It was on this date, May 15, 1689, that English writer Lady Mary Wortley Montague was born Mary Pierrepont in London. Self-educated in her family’s extensive private library, Mary began writing prose and poetry at an early age. She taught herself Latin and translated Epictetus at age 20. Against her father’s wishes, she eloped with and married Edward Wortley Montague, a grandson of the Earl of Sandwich, in 1712. Her husband became a Member of Parliament for Westminster in 1715, and shortly afterwards was made a Lord Commissioner of the Treasury. Lady Mary’s beauty and wit served her well at court: While in London, her home became a social and intellectual center for deists and she counted Alexander Pope and John Gay in her social circle. In her time, she was considered the most accomplished woman in Europe. However, a misinterpreted private essay circulated while Lady Mary was ill with smallpox caused a scandal at court, and although she recovered from the disease, her reputation did not and she was no longer welcome in that society.

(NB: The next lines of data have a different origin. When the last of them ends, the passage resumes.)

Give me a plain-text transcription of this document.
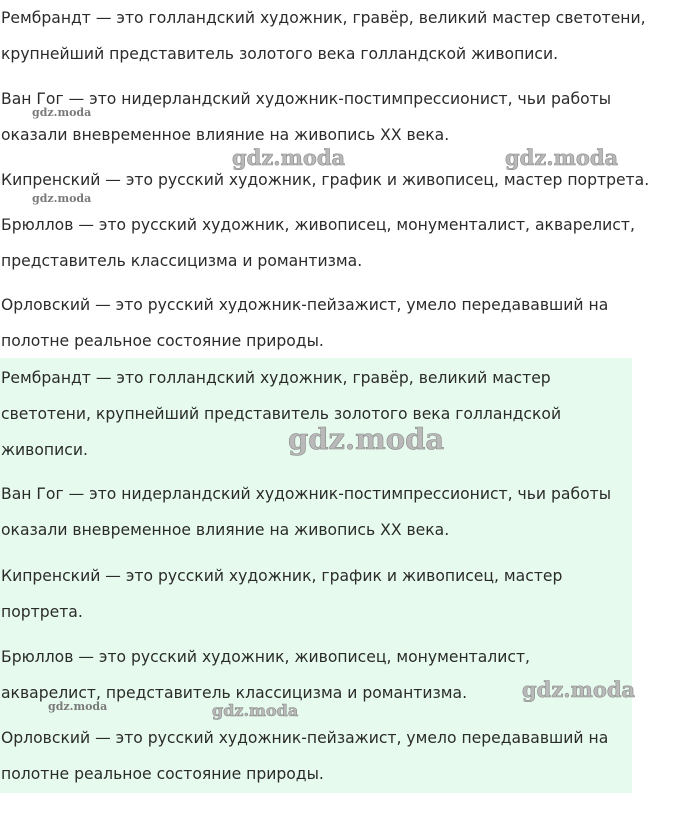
Рембрандт — это голландский художник, гравёр, великий мастер светотени, крупнейший представитель золотого века голландской живописи.

Ван Гог — это нидерландский художник-постимпрессионист, чьи работы оказали вневременное влияние на живопись XX века.

Кипренский — это русский художник, график и живописец, мастер портрета.

Брюллов — это русский художник, живописец, монументалист, акварелист, представитель классицизма и романтизма.

Орловский — это русский художник-пейзажист, умело передававший на полотне реальное состояние природы.

Рембрандт — это голландский художник, гравёр, великий мастер светотени, крупнейший представитель золотого века голландской живописи.

Ван Гог — это нидерландский художник-постимпрессионист, чьи работы оказали вневременное влияние на живопись XX века.

Кипренский — это русский художник, график и живописец, мастер портрета.

Брюллов — это русский художник, живописец, монументалист, акварелист, представитель классицизма и романтизма.

Орловский — это русский художник-пейзажист, умело передававший на полотне реальное состояние природы.

gdz.moda
gdz.moda	gdz.moda
gdz.moda
gdz.moda
gdz.moda
gdz.moda	gdz.moda
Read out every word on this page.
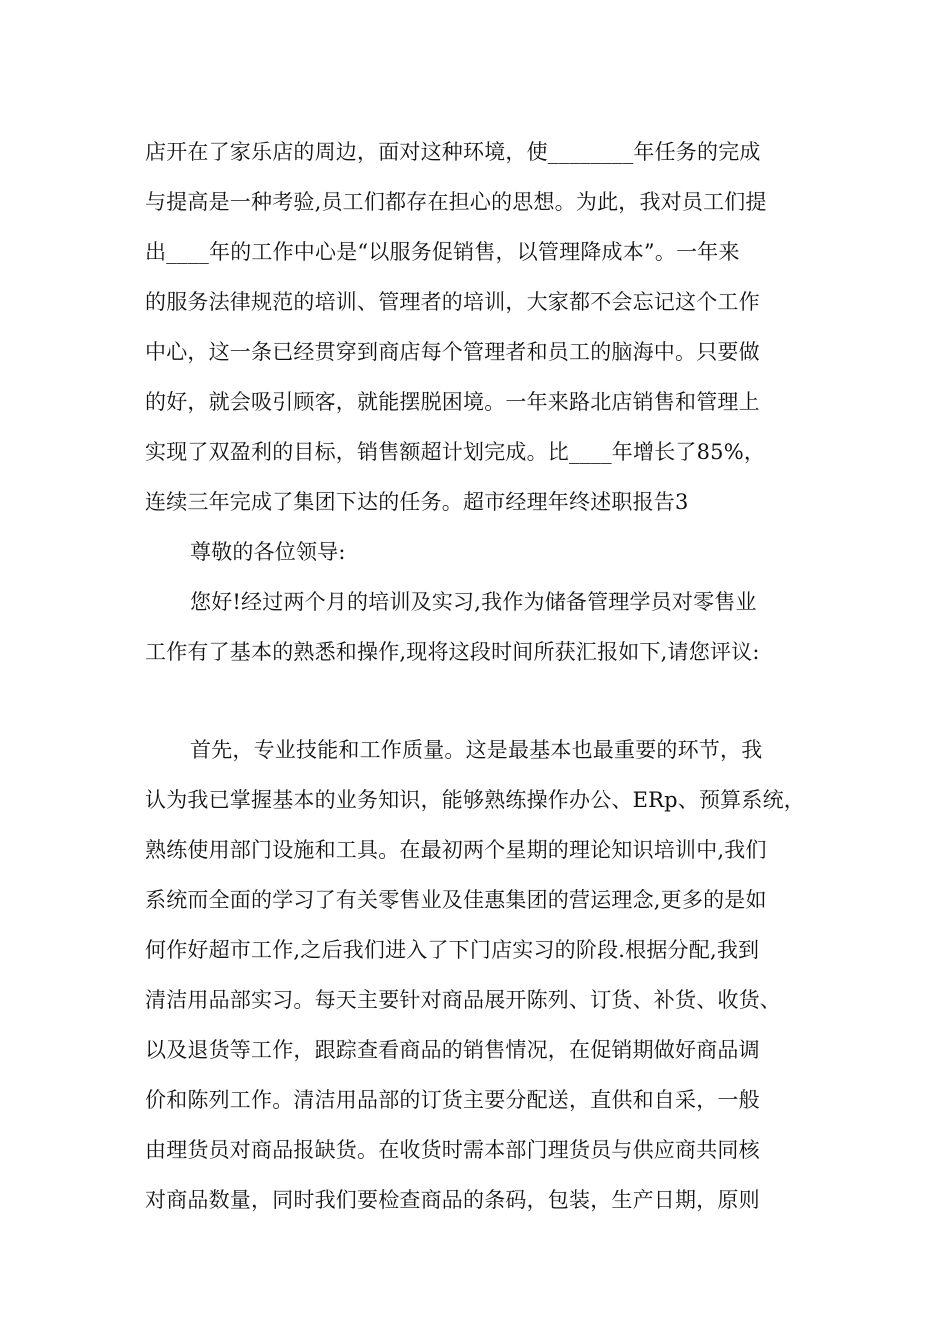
店开在了家乐店的周边，面对这种环境，使________年任务的完成
与提高是一种考验,员工们都存在担心的思想。为此，我对员工们提
出____年的工作中心是“以服务促销售，以管理降成本”。一年来
的服务法律规范的培训、管理者的培训，大家都不会忘记这个工作
中心，这一条已经贯穿到商店每个管理者和员工的脑海中。只要做
的好，就会吸引顾客，就能摆脱困境。一年来路北店销售和管理上
实现了双盈利的目标，销售额超计划完成。比____年增长了85%，
连续三年完成了集团下达的任务。超市经理年终述职报告3
尊敬的各位领导:
您好!经过两个月的培训及实习,我作为储备管理学员对零售业
工作有了基本的熟悉和操作,现将这段时间所获汇报如下,请您评议:
首先，专业技能和工作质量。这是最基本也最重要的环节，我
认为我已掌握基本的业务知识，能够熟练操作办公、ERp、预算系统，
熟练使用部门设施和工具。在最初两个星期的理论知识培训中,我们
系统而全面的学习了有关零售业及佳惠集团的营运理念,更多的是如
何作好超市工作,之后我们进入了下门店实习的阶段.根据分配,我到
清洁用品部实习。每天主要针对商品展开陈列、订货、补货、收货、
以及退货等工作，跟踪查看商品的销售情况，在促销期做好商品调
价和陈列工作。清洁用品部的订货主要分配送，直供和自采，一般
由理货员对商品报缺货。在收货时需本部门理货员与供应商共同核
对商品数量，同时我们要检查商品的条码，包装，生产日期，原则
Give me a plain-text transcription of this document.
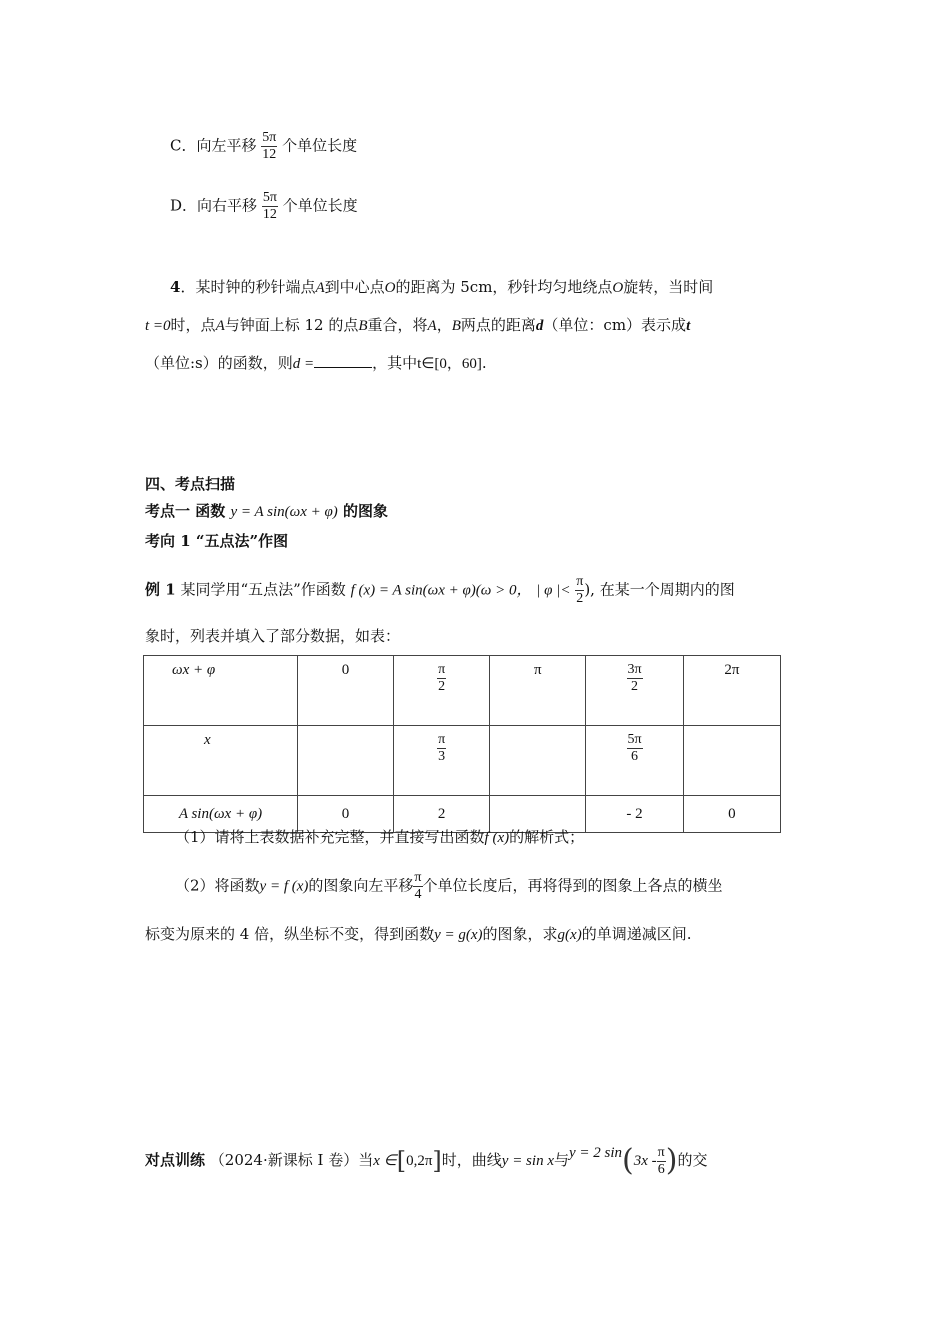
C．向左平移 $\frac{5\pi}{12}$ 个单位长度
D．向右平移 $\frac{5\pi}{12}$ 个单位长度
4．某时钟的秒针端点A到中心点O的距离为 5cm，秒针均匀地绕点O旋转，当时间
t =0时，点A与钟面上标 12 的点B重合，将A，B两点的距离d（单位：cm）表示成t
（单位:s）的函数，则d =	，其中t∈[0，60].
四、考点扫描
考点一 函数 y = A sin(ωx + φ) 的图象
考向 1 “五点法”作图
例 1 某同学用“五点法”作函数 f (x) = A sin(ωx + φ)(ω > 0， | φ |< $\frac{\pi}{2}$ ), 在某一个周期内的图
象时，列表并填入了部分数据，如表：
ωx + φ	0	$\frac{\pi}{2}$	π	$\frac{3\pi}{2}$	2π
x		$\frac{\pi}{3}$		$\frac{5\pi}{6}$

A sin(ωx + φ)	0	2		- 2	0
（1）请将上表数据补充完整，并直接写出函数f (x)的解析式；
（2）将函数y = f (x)的图象向左平移 $\frac{\pi}{4}$ 个单位长度后，再将得到的图象上各点的横坐
标变为原来的 4 倍，纵坐标不变，得到函数y = g(x)的图象，求g(x)的单调递减区间.
对点训练 （2024·新课标 I 卷）当x ∈[0,2π]时，曲线y = sin x与y = 2 $\sin(3x - \frac{\pi}{6}$ )的交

In 1716, Lady Mary’s husband was appointed Ambassador to Constantinople (قسطنطینیه; modern Istanbul). She followed her husband to the Ottoman Turkish capital, where they remained until 1718. It was there that Mary wrote her Letters from Turkey (1725), described as “the very first example of a secular work by a woman about the Muslim Orient,” in which she describes considerable deism and skepticism among educated Muslims in Turkey. The letters provided a valuable female perspective on the country where she spent two years of her life. Her personal letters, published in 1906, are full of rationalist sentiments: “Priests can lie, and the mob believe, all over the world,” she writes (during the embassy to Constantinople, 1717). And she condemns “the quackery of all the Churches” and, while professing a belief in “the Author of Nature,” despises “all creeds and theological whimsies.” She also noted that nowhere else were women as free as they were in the Ottoman Empire, following up with a series of poems about English society’s unjust treatment of women.
She died a skeptic and an early feminist on 21 August 1762 at age 73. It was Lady Mary Wortley Montague who said, "Men, that have not sense enough to show any superiority in their arguments, hope to be yielded to by a faith that, as they are men, all the reason that has been allotted to human kind had fallen to their share. I am seriously of another opinion."